I arched an eyebrow at him.
“It’s your goddamn birthday,” Neveed informed me.
There was no fucking way I was responding to that one.
From the aircomm screen, we could see Chen give a satisfied nod of her head. “Got it. Hold still. Want to make sure the data isn’t corrupted. Give me a minute.” She looked up at Armise and frowned. “You need a doctor?”
“I am fine,” he reassured her.
Jegs rolled her eyes. “Don’t offer that fucking traitor any kindness.”
“It’s all we have left,” Chen chided Jegs in a quiet but stern voice.
She kept her head down, but I could immediately tell she knew we were watching.
She spoke to us and not to Armise or Jegs, “Intel is uploading now. You should be able to access it in a minute. I’ll start the analysts through it as soon as you give the word.”
Simion spoke into his comm. “Not yet. We keep this classified until I’ve reviewed it.”
“Got it, Pres.”
My head snapped up to Simion. “President?”
I scanned between Neveed and Simion, trying to ascertain what the fuck was going on. Simion smirked—that trademark half-sarcastic, all-knowing smile—and Neveed rocked uncomfortably from foot to foot.
“What the fuck?” I demanded, wiping the aircomm away.
Neveed cocked his head in Simion’s direction. “You need to talk to Simion about this one. President Simion, that is. Sir,” Neveed added and cleared his throat.
“What. The. Fuck?” I repeated. “You’ve always been set to be the one who takes over, Neveed. Always.”
“Not anymore,” Neveed stated. “Not for a long time actually.” Which was a complete fucking non-answer to how Ricor Simion—unelected and once on the D3 list of soldiers who knew too much—was now the President of the Continental States and de facto leader of the Revolution.
I bit back a scathing reply and pleaded, “Sims, give me something here.”

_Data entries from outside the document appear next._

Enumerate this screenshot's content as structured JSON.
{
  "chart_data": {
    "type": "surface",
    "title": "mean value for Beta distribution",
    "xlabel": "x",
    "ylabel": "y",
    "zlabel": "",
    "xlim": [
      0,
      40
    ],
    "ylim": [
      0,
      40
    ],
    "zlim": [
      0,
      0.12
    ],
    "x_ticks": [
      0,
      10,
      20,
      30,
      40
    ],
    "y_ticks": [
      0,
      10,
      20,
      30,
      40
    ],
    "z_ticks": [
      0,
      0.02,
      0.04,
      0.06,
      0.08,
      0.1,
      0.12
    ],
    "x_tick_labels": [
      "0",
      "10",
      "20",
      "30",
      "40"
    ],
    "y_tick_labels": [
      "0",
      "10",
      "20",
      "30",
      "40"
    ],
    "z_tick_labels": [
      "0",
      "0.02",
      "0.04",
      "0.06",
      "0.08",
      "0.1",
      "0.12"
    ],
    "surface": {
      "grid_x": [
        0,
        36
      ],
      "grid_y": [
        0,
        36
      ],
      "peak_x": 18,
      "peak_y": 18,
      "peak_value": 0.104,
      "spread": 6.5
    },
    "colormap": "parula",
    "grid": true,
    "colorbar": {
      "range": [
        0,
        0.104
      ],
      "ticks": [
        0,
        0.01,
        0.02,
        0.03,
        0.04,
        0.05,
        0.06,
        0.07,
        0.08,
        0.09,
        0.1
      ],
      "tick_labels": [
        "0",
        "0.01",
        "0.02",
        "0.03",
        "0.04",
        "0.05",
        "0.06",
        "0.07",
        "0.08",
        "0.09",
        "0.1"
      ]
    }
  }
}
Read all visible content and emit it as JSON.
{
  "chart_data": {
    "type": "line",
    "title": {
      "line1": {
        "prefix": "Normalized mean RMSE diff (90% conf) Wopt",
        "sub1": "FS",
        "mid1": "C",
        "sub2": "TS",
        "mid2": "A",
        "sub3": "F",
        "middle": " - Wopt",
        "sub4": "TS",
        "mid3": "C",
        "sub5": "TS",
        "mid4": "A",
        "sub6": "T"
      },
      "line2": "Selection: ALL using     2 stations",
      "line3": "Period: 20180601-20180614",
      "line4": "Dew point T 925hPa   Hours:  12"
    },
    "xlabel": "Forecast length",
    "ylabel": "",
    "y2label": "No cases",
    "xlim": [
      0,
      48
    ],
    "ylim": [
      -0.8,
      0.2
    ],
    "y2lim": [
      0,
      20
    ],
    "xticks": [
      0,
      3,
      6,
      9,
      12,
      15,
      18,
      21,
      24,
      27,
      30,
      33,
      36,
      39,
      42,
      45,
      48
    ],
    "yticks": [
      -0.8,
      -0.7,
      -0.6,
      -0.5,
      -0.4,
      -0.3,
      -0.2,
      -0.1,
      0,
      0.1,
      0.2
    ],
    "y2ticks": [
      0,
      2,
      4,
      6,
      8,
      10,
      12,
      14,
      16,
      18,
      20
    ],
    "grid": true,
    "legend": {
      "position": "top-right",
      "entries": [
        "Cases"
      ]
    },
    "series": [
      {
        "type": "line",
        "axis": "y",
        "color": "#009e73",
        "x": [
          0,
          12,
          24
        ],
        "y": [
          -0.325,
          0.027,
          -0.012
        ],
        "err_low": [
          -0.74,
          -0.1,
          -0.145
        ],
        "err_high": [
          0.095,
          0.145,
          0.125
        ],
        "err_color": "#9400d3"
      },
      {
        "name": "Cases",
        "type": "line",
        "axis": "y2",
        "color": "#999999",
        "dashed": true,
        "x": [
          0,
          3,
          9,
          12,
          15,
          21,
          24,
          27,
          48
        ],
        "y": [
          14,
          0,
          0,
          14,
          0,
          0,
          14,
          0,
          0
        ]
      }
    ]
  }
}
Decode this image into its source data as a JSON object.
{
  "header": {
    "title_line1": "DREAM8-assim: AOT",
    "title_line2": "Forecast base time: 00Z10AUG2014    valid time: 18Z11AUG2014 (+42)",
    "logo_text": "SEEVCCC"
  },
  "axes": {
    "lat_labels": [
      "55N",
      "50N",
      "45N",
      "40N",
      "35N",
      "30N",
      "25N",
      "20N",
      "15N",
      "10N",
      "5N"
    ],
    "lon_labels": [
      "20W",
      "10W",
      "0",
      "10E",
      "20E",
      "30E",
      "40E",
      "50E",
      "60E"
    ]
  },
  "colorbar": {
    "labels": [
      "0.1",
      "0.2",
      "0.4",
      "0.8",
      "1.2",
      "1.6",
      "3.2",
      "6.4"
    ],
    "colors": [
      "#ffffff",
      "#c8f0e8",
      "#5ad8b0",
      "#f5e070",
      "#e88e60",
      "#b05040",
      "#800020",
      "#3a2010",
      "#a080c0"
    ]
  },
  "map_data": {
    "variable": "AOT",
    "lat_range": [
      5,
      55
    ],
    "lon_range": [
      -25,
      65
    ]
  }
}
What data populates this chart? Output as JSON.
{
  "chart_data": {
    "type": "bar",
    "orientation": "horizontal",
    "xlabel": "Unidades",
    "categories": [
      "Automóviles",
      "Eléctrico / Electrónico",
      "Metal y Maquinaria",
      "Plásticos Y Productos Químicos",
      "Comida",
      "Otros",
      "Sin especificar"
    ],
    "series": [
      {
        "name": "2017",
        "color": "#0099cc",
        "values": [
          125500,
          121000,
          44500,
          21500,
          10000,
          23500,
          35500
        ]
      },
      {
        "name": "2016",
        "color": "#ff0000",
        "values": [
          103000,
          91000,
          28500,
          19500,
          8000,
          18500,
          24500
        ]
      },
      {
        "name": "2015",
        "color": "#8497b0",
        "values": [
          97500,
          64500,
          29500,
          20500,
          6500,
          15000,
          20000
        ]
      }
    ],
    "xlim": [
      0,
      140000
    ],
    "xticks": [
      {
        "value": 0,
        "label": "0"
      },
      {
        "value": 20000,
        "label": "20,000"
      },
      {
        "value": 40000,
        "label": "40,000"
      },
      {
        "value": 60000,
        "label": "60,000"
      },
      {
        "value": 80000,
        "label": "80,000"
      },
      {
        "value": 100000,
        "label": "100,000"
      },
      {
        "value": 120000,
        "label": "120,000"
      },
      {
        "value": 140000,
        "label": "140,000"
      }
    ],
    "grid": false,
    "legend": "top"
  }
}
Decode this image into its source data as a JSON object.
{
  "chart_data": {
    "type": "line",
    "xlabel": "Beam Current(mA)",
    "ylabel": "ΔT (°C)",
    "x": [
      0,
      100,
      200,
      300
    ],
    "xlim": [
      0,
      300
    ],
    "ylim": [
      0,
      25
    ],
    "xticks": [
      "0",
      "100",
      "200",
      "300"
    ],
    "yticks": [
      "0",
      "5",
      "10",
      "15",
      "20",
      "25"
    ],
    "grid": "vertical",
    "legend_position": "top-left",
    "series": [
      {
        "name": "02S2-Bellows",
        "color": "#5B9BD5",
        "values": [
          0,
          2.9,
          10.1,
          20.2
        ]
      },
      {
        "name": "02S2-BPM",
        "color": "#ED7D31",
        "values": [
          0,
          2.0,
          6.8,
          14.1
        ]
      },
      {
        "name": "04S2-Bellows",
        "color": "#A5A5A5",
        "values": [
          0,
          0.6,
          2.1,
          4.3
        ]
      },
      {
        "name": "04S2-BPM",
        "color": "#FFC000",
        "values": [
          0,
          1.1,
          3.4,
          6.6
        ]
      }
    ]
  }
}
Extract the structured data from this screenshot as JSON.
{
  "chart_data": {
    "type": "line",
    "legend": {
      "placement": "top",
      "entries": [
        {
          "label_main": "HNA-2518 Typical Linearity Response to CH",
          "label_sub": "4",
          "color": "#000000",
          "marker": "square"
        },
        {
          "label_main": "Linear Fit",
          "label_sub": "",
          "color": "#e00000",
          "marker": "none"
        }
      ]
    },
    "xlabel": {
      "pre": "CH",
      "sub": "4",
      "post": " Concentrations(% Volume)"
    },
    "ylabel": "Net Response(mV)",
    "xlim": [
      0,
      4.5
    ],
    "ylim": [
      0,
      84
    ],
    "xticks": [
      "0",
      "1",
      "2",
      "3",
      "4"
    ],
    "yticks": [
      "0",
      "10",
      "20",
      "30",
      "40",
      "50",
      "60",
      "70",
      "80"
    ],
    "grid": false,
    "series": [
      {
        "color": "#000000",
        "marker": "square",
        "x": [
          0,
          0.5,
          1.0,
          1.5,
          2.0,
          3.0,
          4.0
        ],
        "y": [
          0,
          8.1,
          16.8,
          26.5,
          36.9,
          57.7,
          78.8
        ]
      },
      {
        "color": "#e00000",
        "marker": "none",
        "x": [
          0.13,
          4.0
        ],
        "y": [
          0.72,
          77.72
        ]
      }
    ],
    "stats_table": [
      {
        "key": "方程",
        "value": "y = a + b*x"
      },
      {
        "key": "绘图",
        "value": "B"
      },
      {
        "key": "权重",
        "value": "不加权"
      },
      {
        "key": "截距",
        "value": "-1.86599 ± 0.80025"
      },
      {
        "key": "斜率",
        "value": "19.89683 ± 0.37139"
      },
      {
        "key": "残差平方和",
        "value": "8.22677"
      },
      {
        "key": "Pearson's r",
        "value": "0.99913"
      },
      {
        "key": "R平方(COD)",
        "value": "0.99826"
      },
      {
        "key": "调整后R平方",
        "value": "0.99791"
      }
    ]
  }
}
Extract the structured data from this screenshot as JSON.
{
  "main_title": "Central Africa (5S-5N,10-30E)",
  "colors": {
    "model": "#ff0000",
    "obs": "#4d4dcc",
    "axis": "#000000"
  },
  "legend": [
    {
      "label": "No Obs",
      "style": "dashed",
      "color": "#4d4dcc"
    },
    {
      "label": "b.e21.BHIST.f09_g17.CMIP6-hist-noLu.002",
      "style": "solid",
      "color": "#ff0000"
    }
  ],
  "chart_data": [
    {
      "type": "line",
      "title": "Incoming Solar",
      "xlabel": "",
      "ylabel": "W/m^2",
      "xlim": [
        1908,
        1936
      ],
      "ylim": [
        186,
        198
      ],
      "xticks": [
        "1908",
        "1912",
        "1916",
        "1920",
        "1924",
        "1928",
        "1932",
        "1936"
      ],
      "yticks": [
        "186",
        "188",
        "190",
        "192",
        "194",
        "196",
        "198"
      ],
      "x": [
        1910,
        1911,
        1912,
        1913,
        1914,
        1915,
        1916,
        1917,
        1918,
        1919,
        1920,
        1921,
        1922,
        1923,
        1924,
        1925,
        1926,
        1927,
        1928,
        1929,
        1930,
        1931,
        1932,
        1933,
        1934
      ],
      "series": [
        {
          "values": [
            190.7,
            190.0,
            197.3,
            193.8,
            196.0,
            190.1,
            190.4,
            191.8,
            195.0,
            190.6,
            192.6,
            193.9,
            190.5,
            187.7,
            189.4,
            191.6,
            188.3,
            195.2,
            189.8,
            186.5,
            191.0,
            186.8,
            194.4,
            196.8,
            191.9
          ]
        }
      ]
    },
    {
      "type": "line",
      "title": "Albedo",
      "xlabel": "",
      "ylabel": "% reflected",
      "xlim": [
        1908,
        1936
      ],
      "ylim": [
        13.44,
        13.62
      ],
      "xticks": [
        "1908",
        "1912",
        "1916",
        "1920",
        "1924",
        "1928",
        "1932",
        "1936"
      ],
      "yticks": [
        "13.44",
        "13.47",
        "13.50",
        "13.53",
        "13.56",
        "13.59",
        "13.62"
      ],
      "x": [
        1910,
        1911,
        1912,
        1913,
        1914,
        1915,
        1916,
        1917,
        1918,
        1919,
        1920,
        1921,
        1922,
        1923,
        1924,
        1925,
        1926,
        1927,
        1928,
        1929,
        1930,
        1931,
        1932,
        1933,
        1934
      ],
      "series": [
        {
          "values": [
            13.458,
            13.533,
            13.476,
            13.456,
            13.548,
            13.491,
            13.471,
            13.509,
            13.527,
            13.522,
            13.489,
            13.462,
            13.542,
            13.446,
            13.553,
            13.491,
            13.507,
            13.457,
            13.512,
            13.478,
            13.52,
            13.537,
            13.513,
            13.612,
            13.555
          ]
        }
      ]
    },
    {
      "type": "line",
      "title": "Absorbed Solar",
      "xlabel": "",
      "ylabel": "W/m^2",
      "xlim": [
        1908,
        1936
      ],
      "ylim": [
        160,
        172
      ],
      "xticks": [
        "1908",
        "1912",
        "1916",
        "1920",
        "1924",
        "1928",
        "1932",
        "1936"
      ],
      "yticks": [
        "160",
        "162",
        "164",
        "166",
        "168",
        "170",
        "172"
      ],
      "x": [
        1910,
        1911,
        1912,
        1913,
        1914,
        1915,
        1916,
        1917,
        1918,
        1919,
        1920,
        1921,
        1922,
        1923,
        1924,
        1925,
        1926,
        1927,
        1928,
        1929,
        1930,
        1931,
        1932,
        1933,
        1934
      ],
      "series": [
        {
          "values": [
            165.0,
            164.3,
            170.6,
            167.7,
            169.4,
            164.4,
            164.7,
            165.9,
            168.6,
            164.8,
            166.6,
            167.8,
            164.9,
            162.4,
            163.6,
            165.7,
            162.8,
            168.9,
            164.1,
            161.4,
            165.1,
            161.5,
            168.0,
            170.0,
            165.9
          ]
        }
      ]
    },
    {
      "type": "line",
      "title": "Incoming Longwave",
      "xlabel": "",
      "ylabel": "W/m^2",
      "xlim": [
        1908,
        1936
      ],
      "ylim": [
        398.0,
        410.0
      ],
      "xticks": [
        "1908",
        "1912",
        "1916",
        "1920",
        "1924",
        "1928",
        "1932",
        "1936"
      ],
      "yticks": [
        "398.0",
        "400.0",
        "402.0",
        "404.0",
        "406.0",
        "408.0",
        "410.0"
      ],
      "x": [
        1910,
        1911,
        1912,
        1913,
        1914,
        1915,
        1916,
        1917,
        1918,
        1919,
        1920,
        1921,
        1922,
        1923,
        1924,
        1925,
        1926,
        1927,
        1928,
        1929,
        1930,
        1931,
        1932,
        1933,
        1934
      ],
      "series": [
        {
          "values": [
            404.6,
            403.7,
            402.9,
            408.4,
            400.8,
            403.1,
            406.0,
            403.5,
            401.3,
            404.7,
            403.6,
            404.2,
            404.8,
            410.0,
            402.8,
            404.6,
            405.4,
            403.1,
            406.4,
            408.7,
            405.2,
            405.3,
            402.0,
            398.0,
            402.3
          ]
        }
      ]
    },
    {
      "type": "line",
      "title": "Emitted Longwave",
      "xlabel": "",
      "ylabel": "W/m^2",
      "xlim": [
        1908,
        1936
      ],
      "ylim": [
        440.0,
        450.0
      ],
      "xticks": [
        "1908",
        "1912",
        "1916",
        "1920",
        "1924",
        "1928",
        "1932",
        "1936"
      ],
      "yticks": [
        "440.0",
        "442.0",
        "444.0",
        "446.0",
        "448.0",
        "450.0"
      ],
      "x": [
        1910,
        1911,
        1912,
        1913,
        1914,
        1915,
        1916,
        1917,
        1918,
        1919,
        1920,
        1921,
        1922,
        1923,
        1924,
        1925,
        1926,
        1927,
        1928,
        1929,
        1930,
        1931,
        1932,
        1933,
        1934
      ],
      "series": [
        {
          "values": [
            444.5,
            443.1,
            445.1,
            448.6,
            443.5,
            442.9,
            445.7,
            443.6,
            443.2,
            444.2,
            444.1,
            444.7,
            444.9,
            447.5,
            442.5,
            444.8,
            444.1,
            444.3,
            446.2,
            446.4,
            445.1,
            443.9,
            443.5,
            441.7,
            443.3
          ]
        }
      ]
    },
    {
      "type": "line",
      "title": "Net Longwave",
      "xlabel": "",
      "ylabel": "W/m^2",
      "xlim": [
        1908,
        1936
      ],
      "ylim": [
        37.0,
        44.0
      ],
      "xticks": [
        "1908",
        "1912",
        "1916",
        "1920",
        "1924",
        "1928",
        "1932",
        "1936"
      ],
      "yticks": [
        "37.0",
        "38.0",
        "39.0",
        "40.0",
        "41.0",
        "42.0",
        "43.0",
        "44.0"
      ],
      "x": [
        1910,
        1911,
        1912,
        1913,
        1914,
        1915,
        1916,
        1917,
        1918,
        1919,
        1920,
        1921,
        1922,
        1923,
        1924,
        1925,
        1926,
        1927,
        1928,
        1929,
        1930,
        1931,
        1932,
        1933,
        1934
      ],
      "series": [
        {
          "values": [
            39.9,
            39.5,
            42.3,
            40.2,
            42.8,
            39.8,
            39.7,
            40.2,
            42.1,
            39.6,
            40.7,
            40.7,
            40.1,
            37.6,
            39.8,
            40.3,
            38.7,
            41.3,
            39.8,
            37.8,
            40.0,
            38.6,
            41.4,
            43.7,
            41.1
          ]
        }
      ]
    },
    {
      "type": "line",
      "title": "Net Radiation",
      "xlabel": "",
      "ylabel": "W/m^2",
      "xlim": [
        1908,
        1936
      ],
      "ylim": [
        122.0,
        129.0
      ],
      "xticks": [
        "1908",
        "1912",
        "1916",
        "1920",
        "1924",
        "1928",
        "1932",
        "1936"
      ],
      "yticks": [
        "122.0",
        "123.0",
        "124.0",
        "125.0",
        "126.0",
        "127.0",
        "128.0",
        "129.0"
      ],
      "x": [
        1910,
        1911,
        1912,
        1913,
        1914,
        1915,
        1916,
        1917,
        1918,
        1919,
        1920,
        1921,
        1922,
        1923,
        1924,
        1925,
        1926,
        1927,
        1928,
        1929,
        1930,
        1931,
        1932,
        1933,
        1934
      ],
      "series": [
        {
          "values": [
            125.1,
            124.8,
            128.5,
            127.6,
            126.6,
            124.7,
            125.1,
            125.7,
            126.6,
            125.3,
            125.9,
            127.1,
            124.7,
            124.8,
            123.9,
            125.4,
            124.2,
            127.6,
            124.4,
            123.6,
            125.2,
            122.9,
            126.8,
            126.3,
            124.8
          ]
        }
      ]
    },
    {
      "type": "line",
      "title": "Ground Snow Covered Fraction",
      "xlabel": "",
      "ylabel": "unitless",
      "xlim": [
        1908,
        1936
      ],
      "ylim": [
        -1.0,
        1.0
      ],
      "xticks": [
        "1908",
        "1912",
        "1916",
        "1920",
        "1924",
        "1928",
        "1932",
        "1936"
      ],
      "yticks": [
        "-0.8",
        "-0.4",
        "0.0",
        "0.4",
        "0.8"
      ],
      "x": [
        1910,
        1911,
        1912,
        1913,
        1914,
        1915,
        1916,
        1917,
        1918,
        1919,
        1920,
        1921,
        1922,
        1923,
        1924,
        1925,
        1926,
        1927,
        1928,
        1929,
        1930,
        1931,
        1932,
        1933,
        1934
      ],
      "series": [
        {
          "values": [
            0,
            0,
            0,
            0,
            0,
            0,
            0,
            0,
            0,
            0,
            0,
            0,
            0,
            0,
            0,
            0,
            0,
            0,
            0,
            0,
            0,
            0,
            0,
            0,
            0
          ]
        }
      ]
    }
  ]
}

“The Vice President officially stepped down last year. After the bunker attack. But President Kersch and Neveed decided it would be detrimental to the cause to broadcast that one of our own was running scared. The Territorial Congress convened and voted Neveed into the position, but he refused it. The President used a little known procedural role to place me into the position. Dictatorship at its finest.”
I narrowed my eyes at him. “When exactly was this?”
“Just before Neveed located us in the surge den.”
“The President put you into the role of Vice President of the States when you were spun out on surge?” I asked incredulously. “Why didn’t we start questioning his sanity then?”
Neveed got defensive immediately. “He had faith in Simion. In both of you.”
I took a step back and held up my hands. “Hold up. Congratulations and all to you, Simion. But why the hell didn’t you take it, Neveed? It’s everything you’ve been working towards.”